Volcanic springs up to 4,000m deep that surge from the Earth’s crust on faultlines between tectonic plates in the proposed area contain an estimated 38mn tonnes of copper, more than is mined around the world each year.
Amund Vik, state secretary in the Norwegian Ministry of Petroleum and Energy, told the Financial Times that deep-sea mining would help Europe meet the “desperate need for more minerals, rare earth materials to make the transition happen”. The government would take a “precautionary approach” on environmental issues, he added.
The fluid that emerges from hydrothermal vents such as those in Norway’s waters also contains other metals used in electric car batteries, including cobalt. Metallic seabed crusts can meanwhile be mined for rare earth metals such as neodymium and dysprosium. These are used to make the magnets in wind turbines and in the engines of electric vehicles, but their supply chain is largely controlled by China.
Of the region earmarked for potential mining, the most contentious part would be the area close to Svalbard. The Svalbard Treaty, which gives Norway sovereignty over the islands, also gives other countries the right to mine on land and in the territorial waters around the archipelago. Russia, the EU and the UK are at odds with Norway over how large an area of water this treaty covers.
Fishing operations are meanwhile concerned that pollution from the mining may taint their catch. Jane Sandell, chief executive of UK Fisheries — whose super trawler Kirkella is one of the last UK fishing vessels to operate so far north — said she was “deeply concerned” about the possibility of toxic heavy metal particles being released.
Sverre Johansen, general secretary of the Norwegian Fishermen’s Association, said Norway’s fishing industry was “not at all impressed” by the proposal. The government says the “conflict potential” is small, given limited fishery activity and ship traffic in the area.

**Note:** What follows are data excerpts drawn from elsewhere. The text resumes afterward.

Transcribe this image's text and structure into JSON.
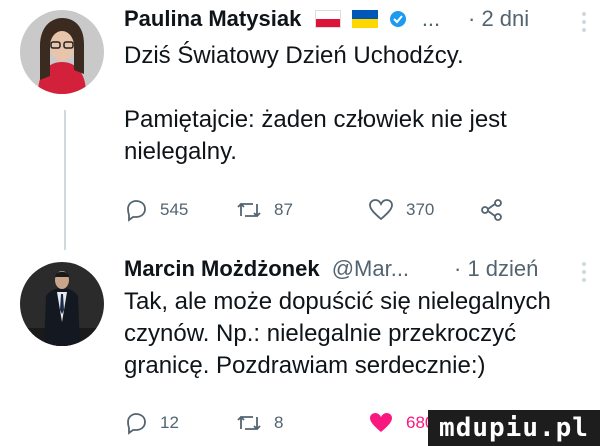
{
  "tweets": [
    {
      "author_name": "Paulina Matysiak",
      "flag_icon": "poland-flag-icon",
      "flag_colors": [
        "#dc143c",
        "#ffffff"
      ],
      "flag2_icon": "ukraine-flag-icon",
      "flag2_colors": [
        "#0057b7",
        "#ffd700"
      ],
      "verified_icon": "verified-badge-icon",
      "handle": "...",
      "time": "· 2 dni",
      "text": "Dziś Światowy Dzień Uchodźcy.\n\nPamiętajcie: żaden człowiek nie jest\nnielegalny.",
      "reply_count": "545",
      "retweet_count": "87",
      "like_count": "370",
      "liked": false,
      "avatar_colors": {
        "bg": "#c9c9c9",
        "hair": "#3b2a20",
        "skin": "#e8c4aa",
        "shirt": "#d4213b"
      }
    },
    {
      "author_name": "Marcin Możdżonek",
      "handle": "@Mar...",
      "time": "· 1 dzień",
      "text": "Tak, ale może dopuścić się nielegalnych\nczynów. Np.: nielegalnie przekroczyć\ngranicę. Pozdrawiam serdecznie:)",
      "reply_count": "12",
      "retweet_count": "8",
      "like_count": "680",
      "liked": true,
      "avatar_colors": {
        "bg": "#2b2b2b",
        "suit": "#141820",
        "shirt": "#e9ecef",
        "skin": "#c9a58c"
      }
    }
  ],
  "watermark": "mdupiu.pl",
  "colors": {
    "accent_like": "#f91880",
    "muted": "#536471",
    "line": "#cfd9de",
    "verified": "#1d9bf0"
  }
}
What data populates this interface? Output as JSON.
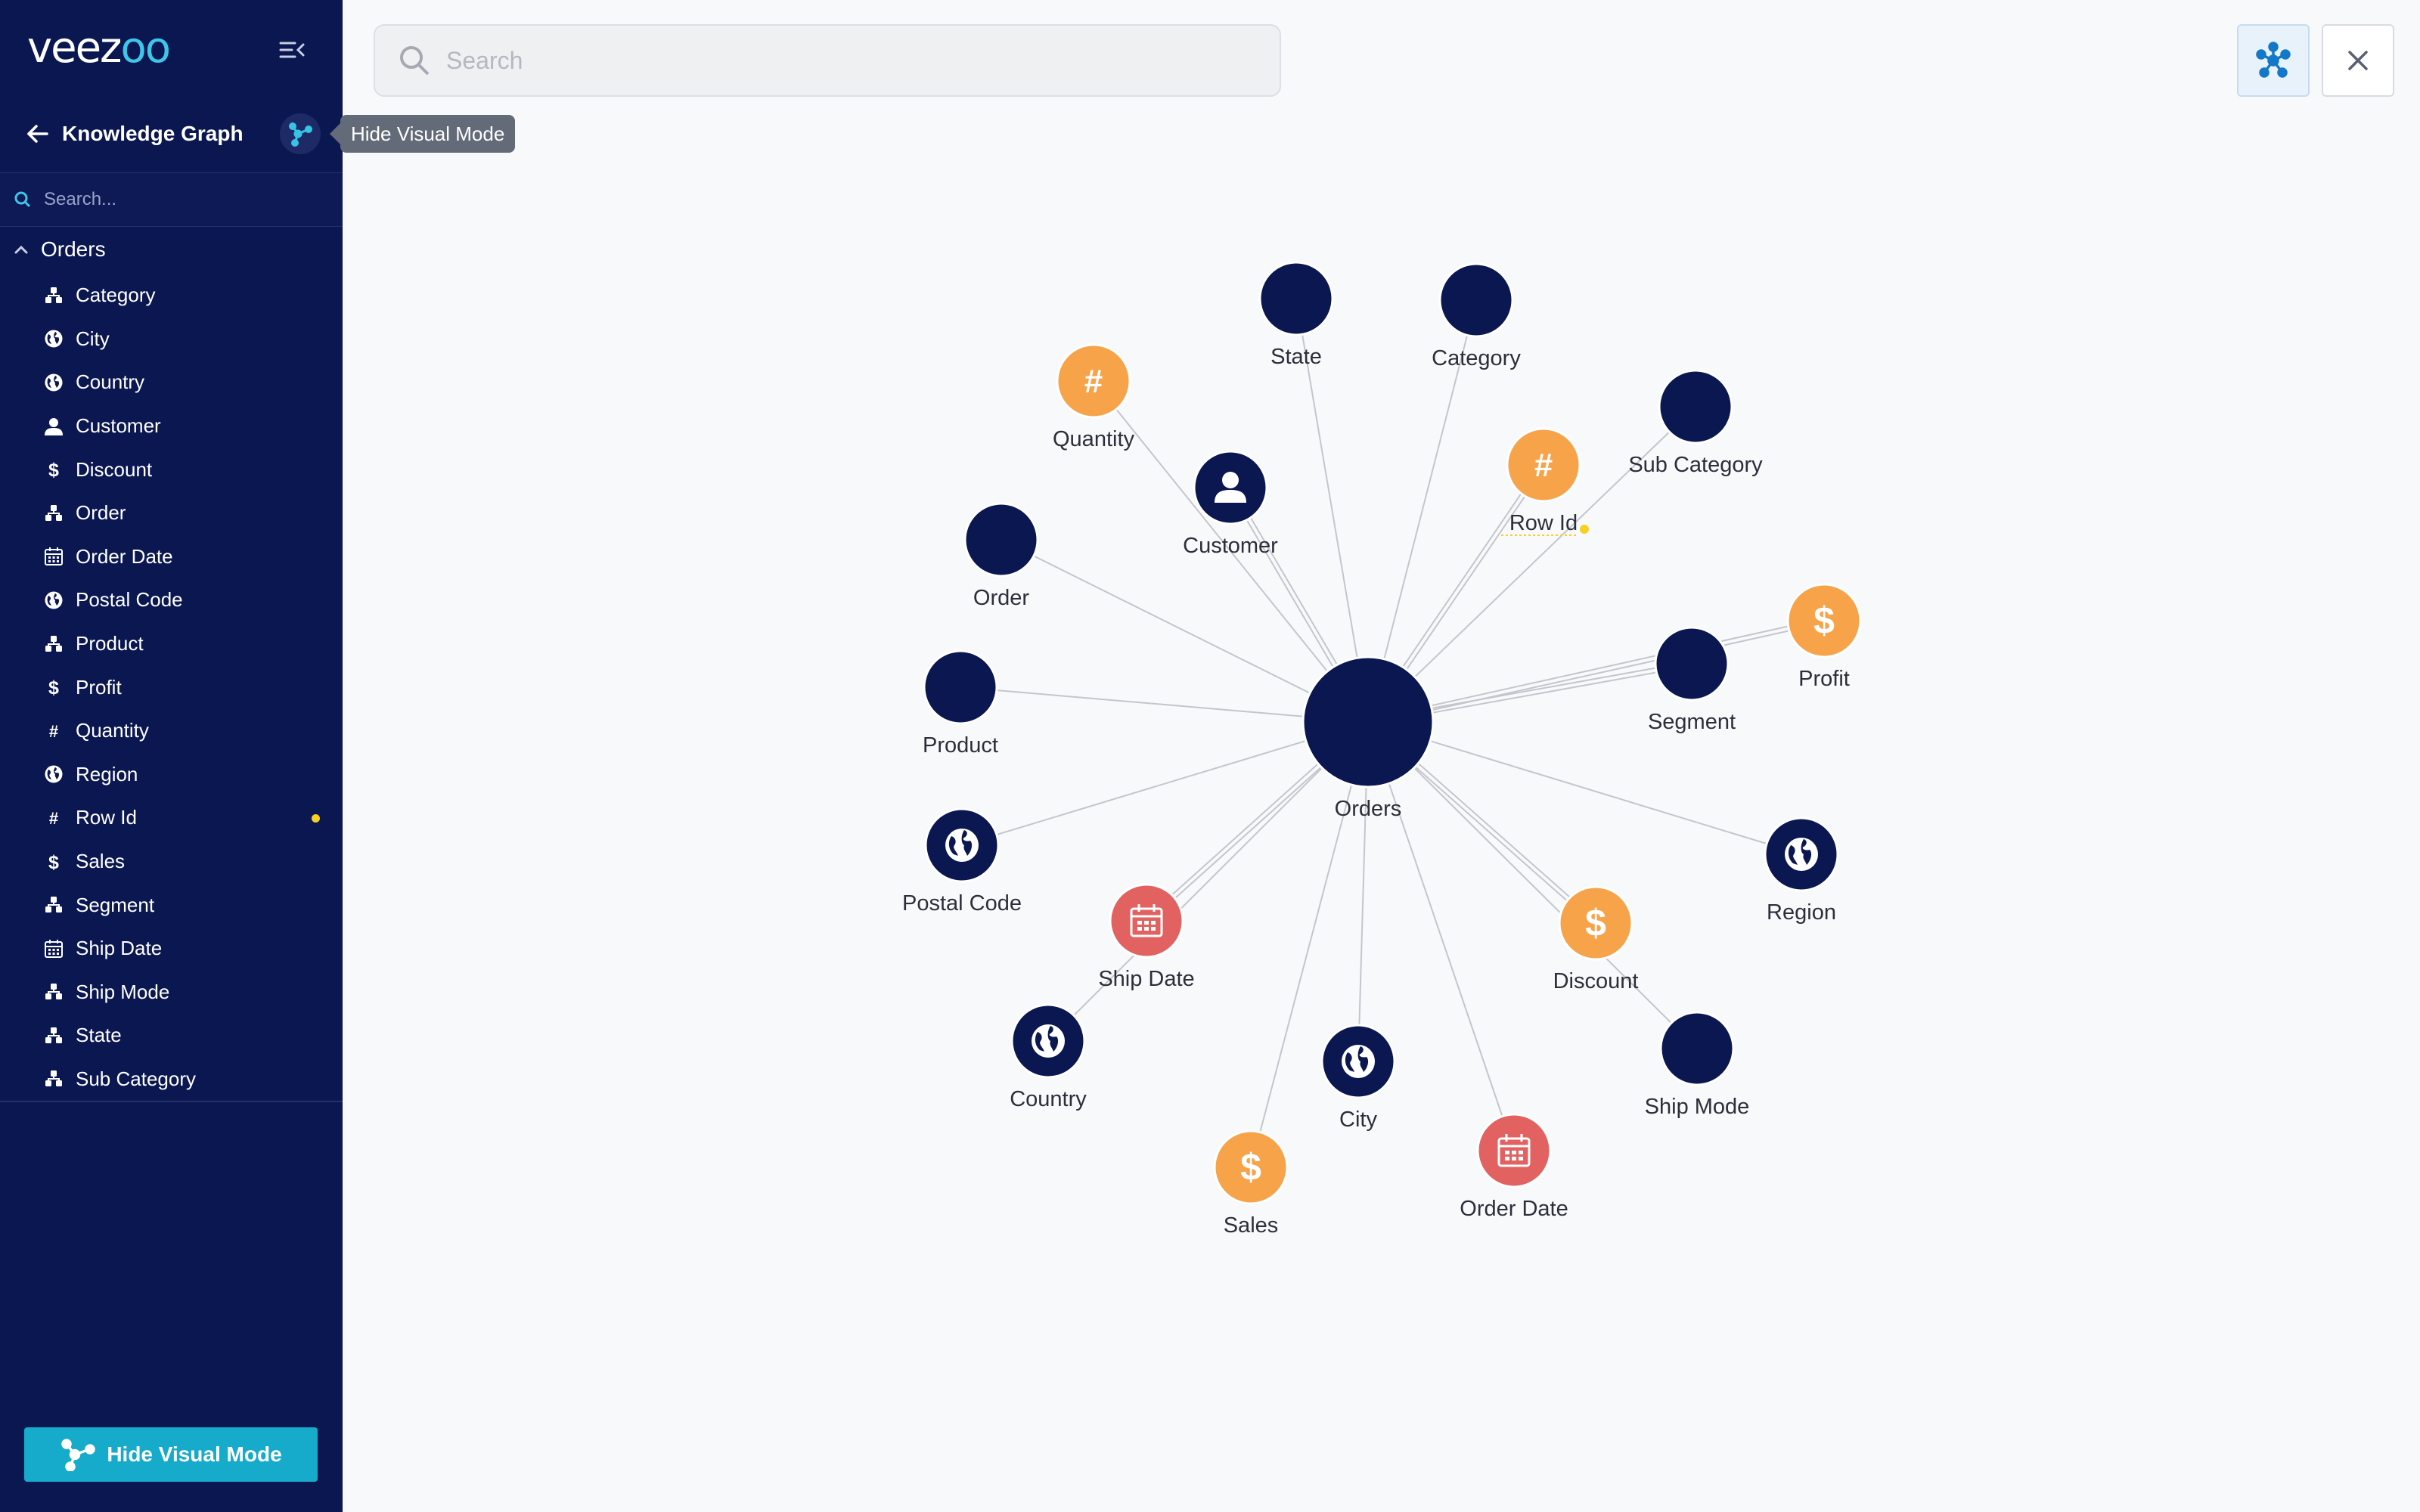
{
  "app": {
    "logo": "veezoo",
    "header_title": "Knowledge Graph",
    "tooltip": "Hide Visual Mode",
    "sidebar_search_placeholder": "Search...",
    "tree_root": "Orders",
    "hide_button_label": "Hide Visual Mode",
    "main_search_placeholder": "Search"
  },
  "colors": {
    "sidebar": "#0b1750",
    "node_dark": "#0b1750",
    "node_orange": "#f7a349",
    "node_red": "#e26262",
    "accent": "#16aacb",
    "status_dot": "#f7d022"
  },
  "tree_items": [
    {
      "label": "Category",
      "icon": "hierarchy-icon"
    },
    {
      "label": "City",
      "icon": "globe-icon"
    },
    {
      "label": "Country",
      "icon": "globe-icon"
    },
    {
      "label": "Customer",
      "icon": "person-icon"
    },
    {
      "label": "Discount",
      "icon": "dollar-icon"
    },
    {
      "label": "Order",
      "icon": "hierarchy-icon"
    },
    {
      "label": "Order Date",
      "icon": "calendar-icon"
    },
    {
      "label": "Postal Code",
      "icon": "globe-icon"
    },
    {
      "label": "Product",
      "icon": "hierarchy-icon"
    },
    {
      "label": "Profit",
      "icon": "dollar-icon"
    },
    {
      "label": "Quantity",
      "icon": "hash-icon"
    },
    {
      "label": "Region",
      "icon": "globe-icon"
    },
    {
      "label": "Row Id",
      "icon": "hash-icon",
      "flag": true
    },
    {
      "label": "Sales",
      "icon": "dollar-icon"
    },
    {
      "label": "Segment",
      "icon": "hierarchy-icon"
    },
    {
      "label": "Ship Date",
      "icon": "calendar-icon"
    },
    {
      "label": "Ship Mode",
      "icon": "hierarchy-icon"
    },
    {
      "label": "State",
      "icon": "hierarchy-icon"
    },
    {
      "label": "Sub Category",
      "icon": "hierarchy-icon"
    }
  ],
  "graph": {
    "center": {
      "label": "Orders"
    },
    "nodes": [
      {
        "label": "State",
        "kind": "plain"
      },
      {
        "label": "Category",
        "kind": "plain"
      },
      {
        "label": "Quantity",
        "kind": "hash"
      },
      {
        "label": "Customer",
        "kind": "person"
      },
      {
        "label": "Row Id",
        "kind": "hash",
        "flag": true
      },
      {
        "label": "Sub Category",
        "kind": "plain"
      },
      {
        "label": "Order",
        "kind": "plain"
      },
      {
        "label": "Profit",
        "kind": "dollar"
      },
      {
        "label": "Segment",
        "kind": "plain"
      },
      {
        "label": "Product",
        "kind": "plain"
      },
      {
        "label": "Postal Code",
        "kind": "globe"
      },
      {
        "label": "Region",
        "kind": "globe"
      },
      {
        "label": "Ship Date",
        "kind": "calendar"
      },
      {
        "label": "Discount",
        "kind": "dollar"
      },
      {
        "label": "Country",
        "kind": "globe"
      },
      {
        "label": "City",
        "kind": "globe"
      },
      {
        "label": "Ship Mode",
        "kind": "plain"
      },
      {
        "label": "Order Date",
        "kind": "calendar"
      },
      {
        "label": "Sales",
        "kind": "dollar"
      }
    ]
  }
}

Norway’s environment agency has strongly opposed the plan. It said in a consultation response this year that the proposal violated Norway’s legal framework for seabed exploration by failing to provide enough sustainability data.

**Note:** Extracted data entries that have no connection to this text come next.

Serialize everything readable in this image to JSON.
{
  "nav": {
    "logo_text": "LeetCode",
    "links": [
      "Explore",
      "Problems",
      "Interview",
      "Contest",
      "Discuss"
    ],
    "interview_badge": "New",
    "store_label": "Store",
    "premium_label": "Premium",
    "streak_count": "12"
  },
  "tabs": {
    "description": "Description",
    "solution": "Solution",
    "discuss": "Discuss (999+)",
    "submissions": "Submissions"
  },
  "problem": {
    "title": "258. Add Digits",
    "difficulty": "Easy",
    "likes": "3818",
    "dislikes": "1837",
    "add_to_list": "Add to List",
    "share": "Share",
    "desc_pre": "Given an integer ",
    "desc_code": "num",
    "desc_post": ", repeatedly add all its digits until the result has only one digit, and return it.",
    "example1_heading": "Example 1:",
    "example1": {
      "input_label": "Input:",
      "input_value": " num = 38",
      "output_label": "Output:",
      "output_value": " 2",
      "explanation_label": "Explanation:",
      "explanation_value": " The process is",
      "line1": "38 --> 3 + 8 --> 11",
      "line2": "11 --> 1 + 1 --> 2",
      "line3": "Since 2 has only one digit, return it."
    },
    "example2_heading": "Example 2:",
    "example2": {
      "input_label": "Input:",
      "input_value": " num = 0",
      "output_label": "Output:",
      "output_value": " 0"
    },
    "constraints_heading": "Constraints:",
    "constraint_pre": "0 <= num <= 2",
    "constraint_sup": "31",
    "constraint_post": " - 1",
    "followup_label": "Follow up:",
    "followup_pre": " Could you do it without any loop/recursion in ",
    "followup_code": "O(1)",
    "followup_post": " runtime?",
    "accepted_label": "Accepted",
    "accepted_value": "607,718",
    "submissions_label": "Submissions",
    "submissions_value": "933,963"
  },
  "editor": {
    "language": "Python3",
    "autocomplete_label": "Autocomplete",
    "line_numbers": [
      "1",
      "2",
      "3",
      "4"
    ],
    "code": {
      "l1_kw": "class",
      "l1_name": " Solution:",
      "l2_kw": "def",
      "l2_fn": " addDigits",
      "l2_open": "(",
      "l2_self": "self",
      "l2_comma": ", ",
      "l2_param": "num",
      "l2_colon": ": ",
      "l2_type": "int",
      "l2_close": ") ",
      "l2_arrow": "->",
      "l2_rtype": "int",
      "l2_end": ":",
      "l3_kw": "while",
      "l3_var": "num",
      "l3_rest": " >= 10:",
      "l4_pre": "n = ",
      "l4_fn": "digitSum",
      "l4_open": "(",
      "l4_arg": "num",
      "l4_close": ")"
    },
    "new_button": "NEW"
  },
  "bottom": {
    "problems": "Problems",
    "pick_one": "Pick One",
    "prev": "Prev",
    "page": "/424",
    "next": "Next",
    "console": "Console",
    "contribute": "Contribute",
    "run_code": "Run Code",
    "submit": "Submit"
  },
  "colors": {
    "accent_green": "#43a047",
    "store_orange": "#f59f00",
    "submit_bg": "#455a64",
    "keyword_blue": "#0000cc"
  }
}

It warned of “significant and irreversible consequences for the marine environment” from mining, and argued that volcanic smokers, or hydrothermal vents, should remain untouched and only small areas be opened up to mining.
One problem for the energy ministry is Norway’s claim on the international stage that it is a protector of its oceans, and a source of sustainably sourced fish.
Kaja Loenne Fjaertoft, a marine biologist at the Norwegian branch of the campaign group WWF, said “the government is speaking in two tongues” by defending marine conservation while “bulldozing ahead” with mining plans.
Norwegian prime minister Jonas Gahr Støre, currently co-chair of the Ocean Panel network of world leaders committed to protecting the oceans, told a local newspaper in March that deep-sea mining could be done without harming biodiversity.
Miners operating in other countries including China, Papua New Guinea, the Cook Islands, Japan and New Zealand have been exploring how to extract metals from coastal waters. The UN-backed regulator overseeing bids to mine international waters, primarily in the Pacific, is expected to reach a crunch point in negotiations next month.
Egil Tjaland, secretary-general of the Norwegian Forum for Marine Minerals, an industry group, said deep-water was a “speciality” for Norway because of its strong offshore oil and gas base. The group recently held a workshop in Berlin to discuss partnerships between Norwegian and German industry on deep-sea mining.
“If someone gets there first it should be us,” said Walter Sognnes, chief executive of Loke Marine Minerals, which plans to mine Norway’s metallic crusts and recently took on two UK-sponsored exploration contracts in the Pacific. “We are a big fishery nation, we live by the sea, the ocean is our biggest resource . . . We would not be reinventing the wheel.”